I envisioned the finance people at the meeting denying the security budget request because “we don’t need that, nothing happens anyhow.”

Infectious Disease

This problem isn’t just a security problem, it exists in many areas. Anti-vaxxers are an example. In recent memory, anti-vaxxers decided that inoculating the population against measles was no longer necessary because nobody has measles anymore. Well, guess what happens when you remove the thing that is making NOTHING HAPPEN? You get a measles outbreak in one of the most medically advanced countries in the world. (CDC)

The majority of cases were among people who were not vaccinated against measles

Nothing was happening because something very important was happening - vaccinations.

Infosec

It’s hard to put a value on security. That is true in the physical security world and it is true in the infosec world. When security works, nothing happens, and it’s hard to predict what could have happened if the security was not in place and the value of the damage that this thing-that-did-not-happen could have caused.

Infosec prevents things from happening by employing the “kill chain”. Yes, the “Cyber Kill-Chain” (or Intrusion Kill Chain) is a model, just like its roots in the military kill chain. It has problems, but so does the OSI and we use that all the time. Infosec is effective because it severs the kill chain at the earliest possible opportunity which renders the attacker unable to complete its mission. (Sucuri)

Infosec “security guards” identify reconnaissance activity and mitigate it, therefore NOTHING HAPPENS because the attacker cannot get enough intel to proceed to step two and weaponize an attack effectively. At my work, we sometimes see customers decide to let their Web Application Firewall (WAF) subscription lapse; some of them actually cite cost as the factor. A measurable chunk of them come back a month later with an infected website. The WAF broke the kill chain for them, and when they removed it, the attackers were able to advance their attack successfully. But because the WAF as working, the perception is that NOTHING HAPPENED so there was no monetary value in maintaining the subscription.

Reporting

These are but a few examples to show that reporting matters. A lack of incidents doesn’t get noticed; we need to find a way to report the unnoticeable things that are preventing noticeable things from happening. The CDC graph and narrative does a good job of this: it shows that there is a correlation between measle outbreaks and a drop in vaccinations. It is much harder to do this with infosec because it’s more difficult to determine what is a deliberate recon and what is just weird traffic. And, even more importantly, if you are reporting an incident further along the kill chain than a reconnaissance, you’re effectively reporting that something DID happen despite the measures in place, but was still mitigated at later steps.
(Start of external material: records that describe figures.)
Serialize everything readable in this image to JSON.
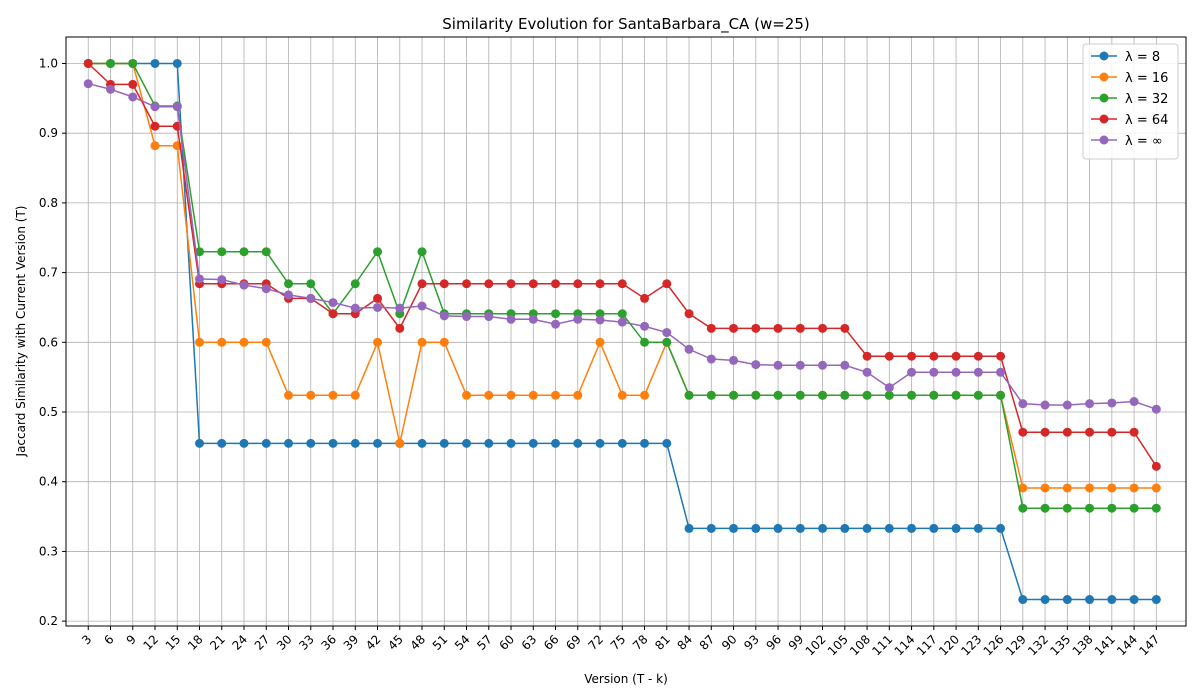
{
  "chart_data": {
    "type": "line",
    "title": "Similarity Evolution for SantaBarbara_CA (w=25)",
    "xlabel": "Version (T - k)",
    "ylabel": "Jaccard Similarity with Current Version (T)",
    "grid": true,
    "legend_position": "top-right",
    "xlim": [
      0,
      151
    ],
    "ylim": [
      0.193,
      1.038
    ],
    "yticks": [
      0.2,
      0.3,
      0.4,
      0.5,
      0.6,
      0.7,
      0.8,
      0.9,
      1.0
    ],
    "x": [
      3,
      6,
      9,
      12,
      15,
      18,
      21,
      24,
      27,
      30,
      33,
      36,
      39,
      42,
      45,
      48,
      51,
      54,
      57,
      60,
      63,
      66,
      69,
      72,
      75,
      78,
      81,
      84,
      87,
      90,
      93,
      96,
      99,
      102,
      105,
      108,
      111,
      114,
      117,
      120,
      123,
      126,
      129,
      132,
      135,
      138,
      141,
      144,
      147
    ],
    "series": [
      {
        "name": "λ = 8",
        "color": "#1f77b4",
        "values": [
          1.0,
          1.0,
          1.0,
          1.0,
          1.0,
          0.455,
          0.455,
          0.455,
          0.455,
          0.455,
          0.455,
          0.455,
          0.455,
          0.455,
          0.455,
          0.455,
          0.455,
          0.455,
          0.455,
          0.455,
          0.455,
          0.455,
          0.455,
          0.455,
          0.455,
          0.455,
          0.455,
          0.333,
          0.333,
          0.333,
          0.333,
          0.333,
          0.333,
          0.333,
          0.333,
          0.333,
          0.333,
          0.333,
          0.333,
          0.333,
          0.333,
          0.333,
          0.231,
          0.231,
          0.231,
          0.231,
          0.231,
          0.231,
          0.231
        ]
      },
      {
        "name": "λ = 16",
        "color": "#ff7f0e",
        "values": [
          1.0,
          1.0,
          1.0,
          0.882,
          0.882,
          0.6,
          0.6,
          0.6,
          0.6,
          0.524,
          0.524,
          0.524,
          0.524,
          0.6,
          0.455,
          0.6,
          0.6,
          0.524,
          0.524,
          0.524,
          0.524,
          0.524,
          0.524,
          0.6,
          0.524,
          0.524,
          0.6,
          0.524,
          0.524,
          0.524,
          0.524,
          0.524,
          0.524,
          0.524,
          0.524,
          0.524,
          0.524,
          0.524,
          0.524,
          0.524,
          0.524,
          0.524,
          0.391,
          0.391,
          0.391,
          0.391,
          0.391,
          0.391,
          0.391
        ]
      },
      {
        "name": "λ = 32",
        "color": "#2ca02c",
        "values": [
          1.0,
          1.0,
          1.0,
          0.939,
          0.939,
          0.73,
          0.73,
          0.73,
          0.73,
          0.684,
          0.684,
          0.641,
          0.684,
          0.73,
          0.641,
          0.73,
          0.641,
          0.641,
          0.641,
          0.641,
          0.641,
          0.641,
          0.641,
          0.641,
          0.641,
          0.6,
          0.6,
          0.524,
          0.524,
          0.524,
          0.524,
          0.524,
          0.524,
          0.524,
          0.524,
          0.524,
          0.524,
          0.524,
          0.524,
          0.524,
          0.524,
          0.524,
          0.362,
          0.362,
          0.362,
          0.362,
          0.362,
          0.362,
          0.362
        ]
      },
      {
        "name": "λ = 64",
        "color": "#d62728",
        "values": [
          1.0,
          0.97,
          0.97,
          0.91,
          0.91,
          0.684,
          0.684,
          0.684,
          0.684,
          0.663,
          0.663,
          0.641,
          0.641,
          0.663,
          0.62,
          0.684,
          0.684,
          0.684,
          0.684,
          0.684,
          0.684,
          0.684,
          0.684,
          0.684,
          0.684,
          0.663,
          0.684,
          0.641,
          0.62,
          0.62,
          0.62,
          0.62,
          0.62,
          0.62,
          0.62,
          0.58,
          0.58,
          0.58,
          0.58,
          0.58,
          0.58,
          0.58,
          0.471,
          0.471,
          0.471,
          0.471,
          0.471,
          0.471,
          0.422
        ]
      },
      {
        "name": "λ = ∞",
        "color": "#9467bd",
        "values": [
          0.971,
          0.963,
          0.952,
          0.938,
          0.938,
          0.691,
          0.69,
          0.682,
          0.677,
          0.668,
          0.663,
          0.657,
          0.649,
          0.65,
          0.649,
          0.652,
          0.638,
          0.637,
          0.637,
          0.633,
          0.633,
          0.626,
          0.633,
          0.632,
          0.629,
          0.623,
          0.614,
          0.59,
          0.576,
          0.574,
          0.568,
          0.567,
          0.567,
          0.567,
          0.567,
          0.557,
          0.535,
          0.557,
          0.557,
          0.557,
          0.557,
          0.557,
          0.512,
          0.51,
          0.51,
          0.512,
          0.513,
          0.515,
          0.504
        ]
      }
    ]
  }
}
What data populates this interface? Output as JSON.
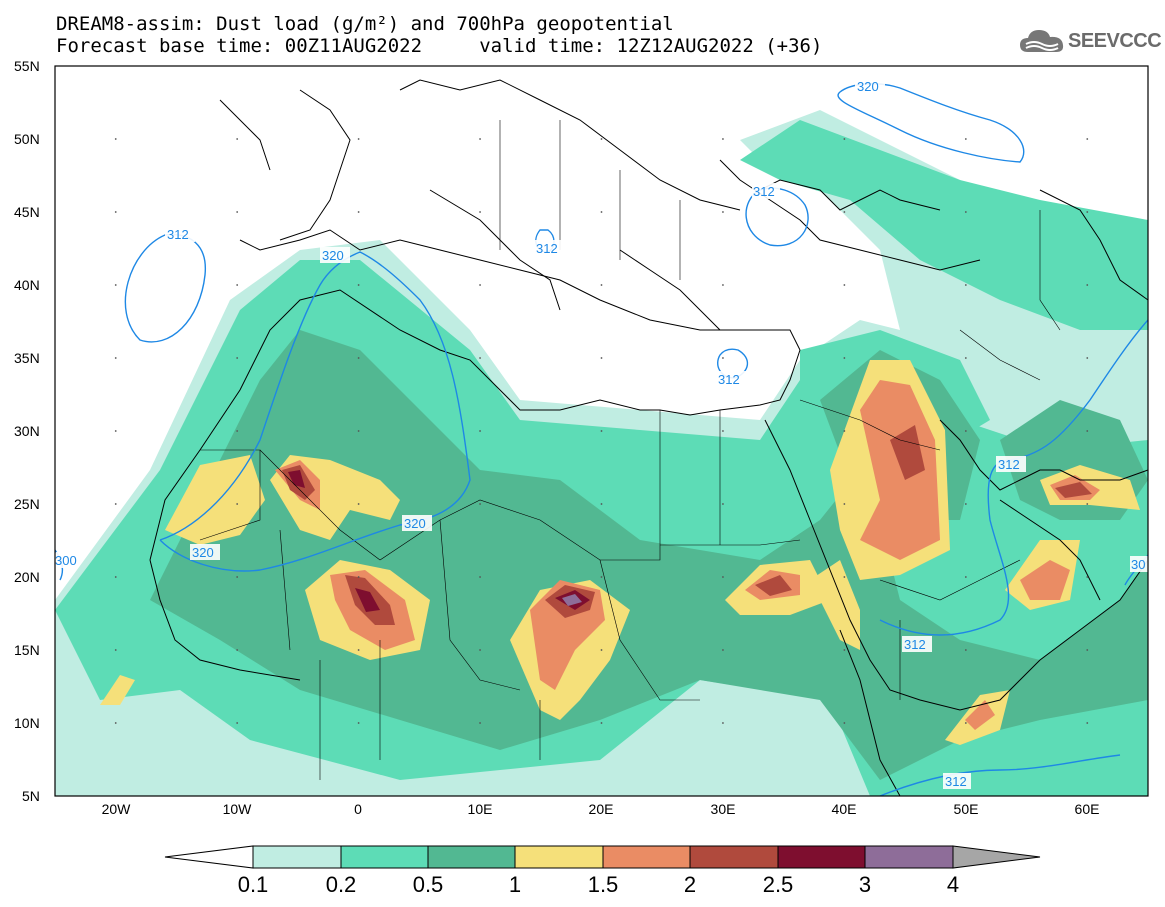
{
  "header": {
    "line1": "DREAM8-assim: Dust load (g/m²) and 700hPa geopotential",
    "line2": "Forecast base time: 00Z11AUG2022     valid time: 12Z12AUG2022 (+36)"
  },
  "logo": {
    "text": "SEEVCCC",
    "icon": "cloud-icon"
  },
  "map": {
    "lon_range": [
      -25,
      65
    ],
    "lat_range": [
      5,
      55
    ],
    "lat_labels": [
      "55N",
      "50N",
      "45N",
      "40N",
      "35N",
      "30N",
      "25N",
      "20N",
      "15N",
      "10N",
      "5N"
    ],
    "lon_labels": [
      "20W",
      "10W",
      "0",
      "10E",
      "20E",
      "30E",
      "40E",
      "50E",
      "60E"
    ],
    "contour_labels": [
      {
        "text": "320"
      },
      {
        "text": "312"
      },
      {
        "text": "320"
      },
      {
        "text": "312"
      },
      {
        "text": "312"
      },
      {
        "text": "320"
      },
      {
        "text": "320"
      },
      {
        "text": "312"
      },
      {
        "text": "312"
      },
      {
        "text": "312"
      },
      {
        "text": "300"
      },
      {
        "text": "30"
      }
    ]
  },
  "colorbar": {
    "colors": [
      "#ffffff",
      "#c0ede2",
      "#5ddcb6",
      "#52b892",
      "#f5e07a",
      "#ea8c64",
      "#b04a3d",
      "#7e0e2f",
      "#8e6d99",
      "#a6a6a6"
    ],
    "labels": [
      "0.1",
      "0.2",
      "0.5",
      "1",
      "1.5",
      "2",
      "2.5",
      "3",
      "4"
    ]
  }
}
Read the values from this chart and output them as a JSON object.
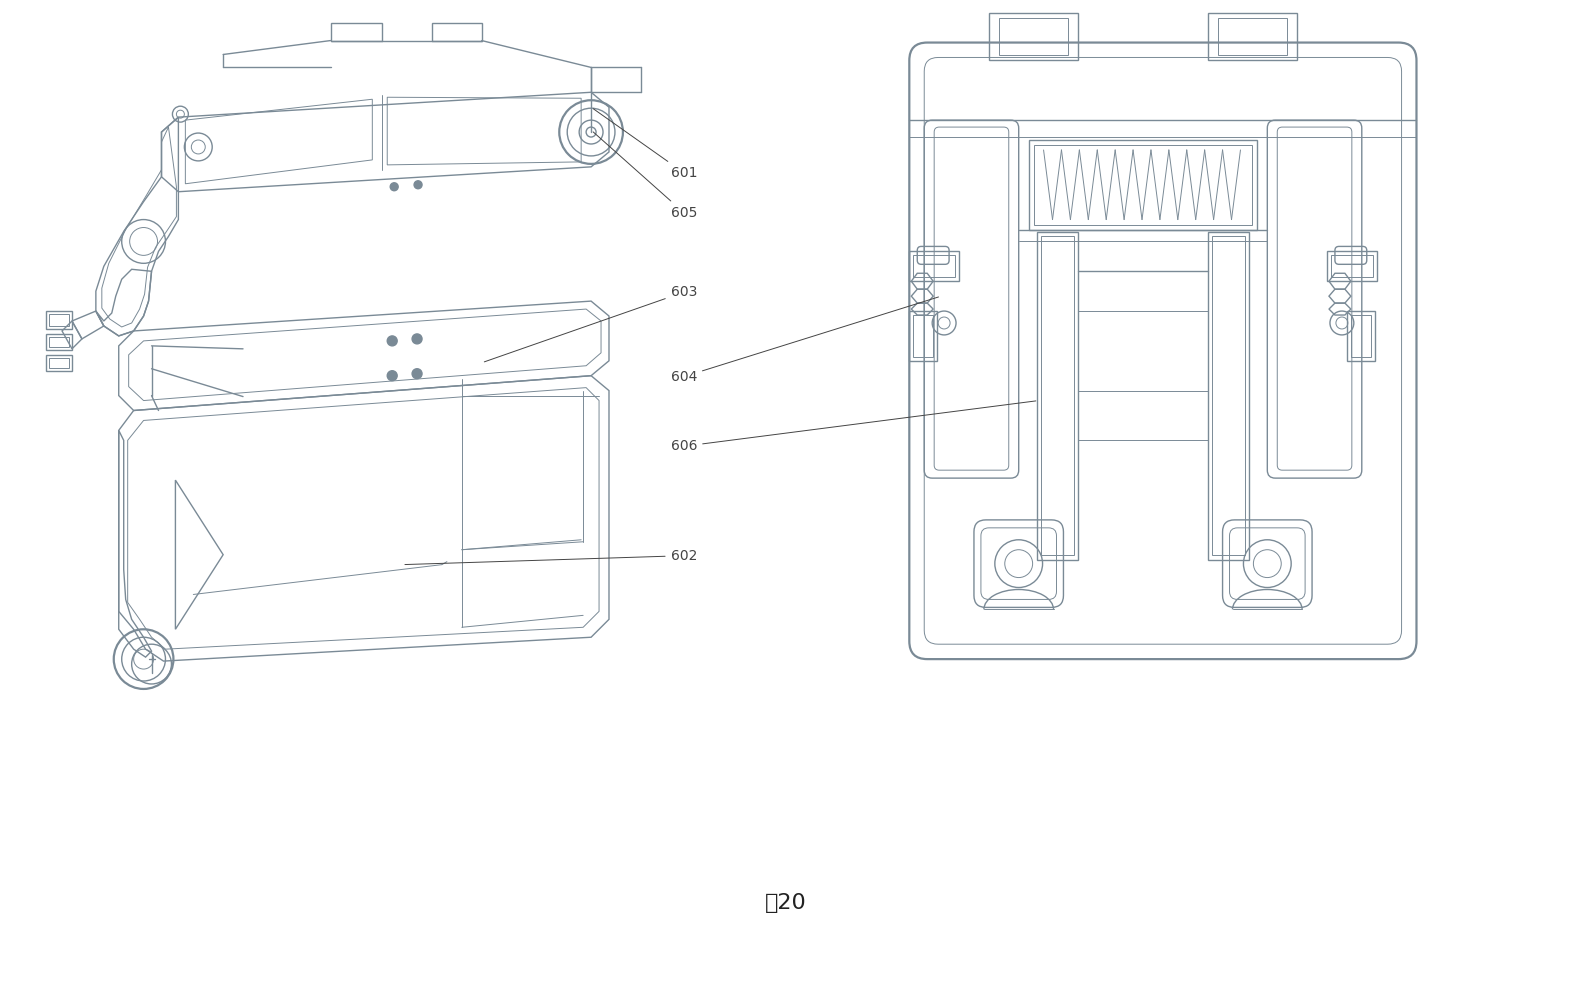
{
  "title": "图20",
  "title_fontsize": 16,
  "bg_color": "#ffffff",
  "lc": "#7a8a96",
  "lc2": "#909aa5",
  "lw": 1.0,
  "lwt": 1.6,
  "lw2": 0.7,
  "ann_color": "#444444",
  "ann_fs": 10,
  "labels": [
    "601",
    "605",
    "603",
    "604",
    "606",
    "602"
  ]
}
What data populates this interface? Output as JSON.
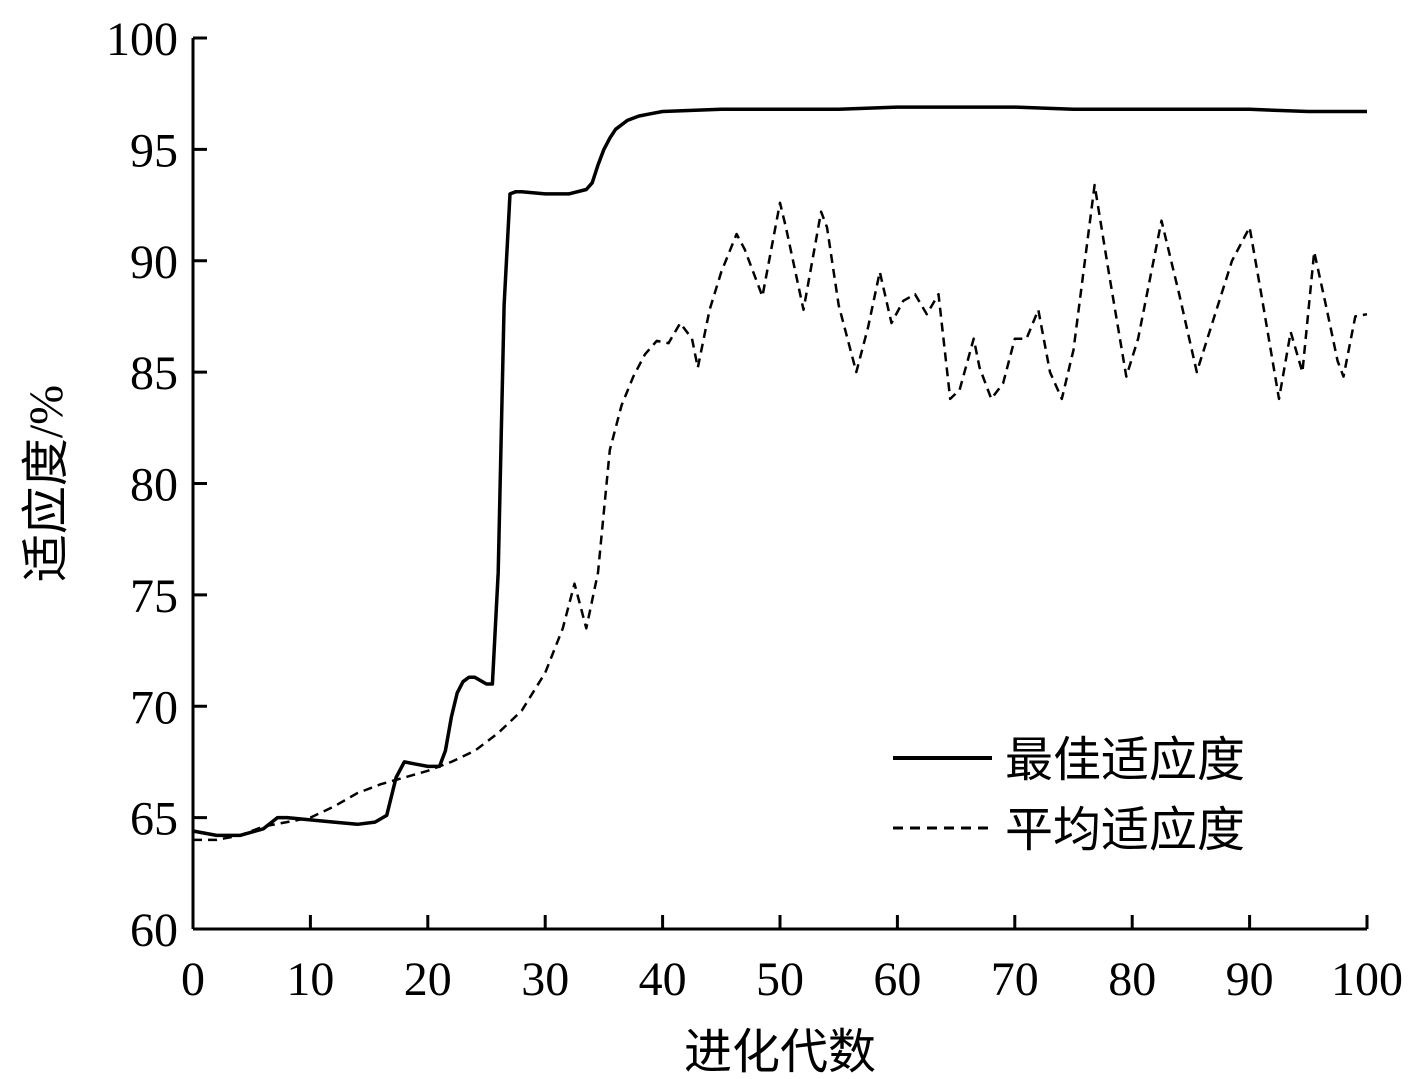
{
  "chart_data": {
    "type": "line",
    "title": "",
    "xlabel": "进化代数",
    "ylabel": "适应度/%",
    "xlim": [
      0,
      100
    ],
    "ylim": [
      60,
      100
    ],
    "xticks": [
      0,
      10,
      20,
      30,
      40,
      50,
      60,
      70,
      80,
      90,
      100
    ],
    "yticks": [
      60,
      65,
      70,
      75,
      80,
      85,
      90,
      95,
      100
    ],
    "grid": false,
    "legend_position": "lower-right",
    "series": [
      {
        "name": "最佳适应度",
        "style": "solid",
        "color": "#000000",
        "x": [
          0,
          2,
          4,
          6,
          7.2,
          8,
          10,
          12,
          14,
          15.5,
          16.5,
          17.3,
          18,
          19,
          20,
          21,
          21.5,
          22,
          22.5,
          23,
          23.5,
          24,
          25,
          25.5,
          26,
          26.5,
          27,
          27.5,
          28,
          30,
          32,
          33.5,
          34,
          34.5,
          35,
          35.5,
          36,
          37,
          38,
          39,
          40,
          45,
          50,
          55,
          60,
          65,
          70,
          75,
          80,
          85,
          90,
          95,
          100
        ],
        "values": [
          64.4,
          64.2,
          64.2,
          64.5,
          65.0,
          65.0,
          64.9,
          64.8,
          64.7,
          64.8,
          65.1,
          66.8,
          67.5,
          67.4,
          67.3,
          67.3,
          68.0,
          69.5,
          70.6,
          71.1,
          71.3,
          71.3,
          71.0,
          71.0,
          76.0,
          88.0,
          93.0,
          93.1,
          93.1,
          93.0,
          93.0,
          93.2,
          93.5,
          94.3,
          95.0,
          95.5,
          95.9,
          96.3,
          96.5,
          96.6,
          96.7,
          96.8,
          96.8,
          96.8,
          96.9,
          96.9,
          96.9,
          96.8,
          96.8,
          96.8,
          96.8,
          96.7,
          96.7
        ]
      },
      {
        "name": "平均适应度",
        "style": "dashed",
        "color": "#000000",
        "x": [
          0,
          2,
          4,
          6,
          8,
          10,
          12,
          14,
          16,
          18,
          20,
          22,
          24,
          26,
          28,
          30,
          31.5,
          32.5,
          33.5,
          34.5,
          35.5,
          36.5,
          37.5,
          38.5,
          39.5,
          40.5,
          41.5,
          42.5,
          43,
          44,
          45,
          46.3,
          47,
          48.5,
          50,
          50.5,
          52,
          53.5,
          54,
          55,
          56.5,
          57.5,
          58.5,
          59.5,
          60.5,
          61.5,
          62.5,
          63.5,
          64.5,
          65.3,
          66.5,
          67,
          68,
          69,
          70,
          71,
          72,
          73,
          74,
          75,
          76.8,
          78,
          79.5,
          80.5,
          82.5,
          84,
          85.5,
          87,
          88.5,
          90,
          91,
          92.5,
          93.5,
          94.5,
          95.5,
          96.5,
          97.5,
          98,
          99,
          100
        ],
        "values": [
          64.0,
          64.0,
          64.2,
          64.6,
          64.8,
          65.0,
          65.5,
          66.1,
          66.5,
          66.8,
          67.1,
          67.5,
          68.0,
          68.8,
          69.8,
          71.5,
          73.5,
          75.5,
          73.5,
          76.0,
          81.5,
          83.5,
          84.8,
          85.8,
          86.4,
          86.3,
          87.2,
          86.5,
          85.2,
          87.8,
          89.5,
          91.2,
          90.5,
          88.4,
          92.6,
          91.5,
          87.8,
          92.2,
          91.5,
          88.0,
          85.0,
          87.0,
          89.5,
          87.2,
          88.2,
          88.5,
          87.6,
          88.5,
          83.8,
          84.2,
          86.5,
          85.2,
          83.8,
          84.5,
          86.5,
          86.5,
          87.8,
          85.0,
          83.8,
          86.0,
          93.4,
          89.5,
          84.8,
          86.5,
          91.8,
          88.5,
          85.0,
          87.5,
          90.0,
          91.5,
          88.5,
          83.8,
          86.8,
          85.0,
          90.4,
          88.0,
          85.5,
          84.8,
          87.5,
          87.6
        ]
      }
    ]
  }
}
It’s no secret that I use the Sucuri WAF to protect my sites and we go out of our way to provide reporting to our customers so they know there’s a reason that NOTHING IS HAPPENING to their site.

Sum up!

Infosec workers and managers need to provide some level of reporting to stakeholders. It can be tough to do because many times when something trips an IDS, infosec workers investigate and determine that it was just a harmless port scan and close the alert. But that port scan should be recorded somewhere; not because it may escalate later (although it may), but because stakeholders need to know that they were port scanned, they were targetted, and the defence measures in place mitigated the attack right at the first link of the kill chain. That is what stakeholders are paying for so they need to know they’re getting something for their money.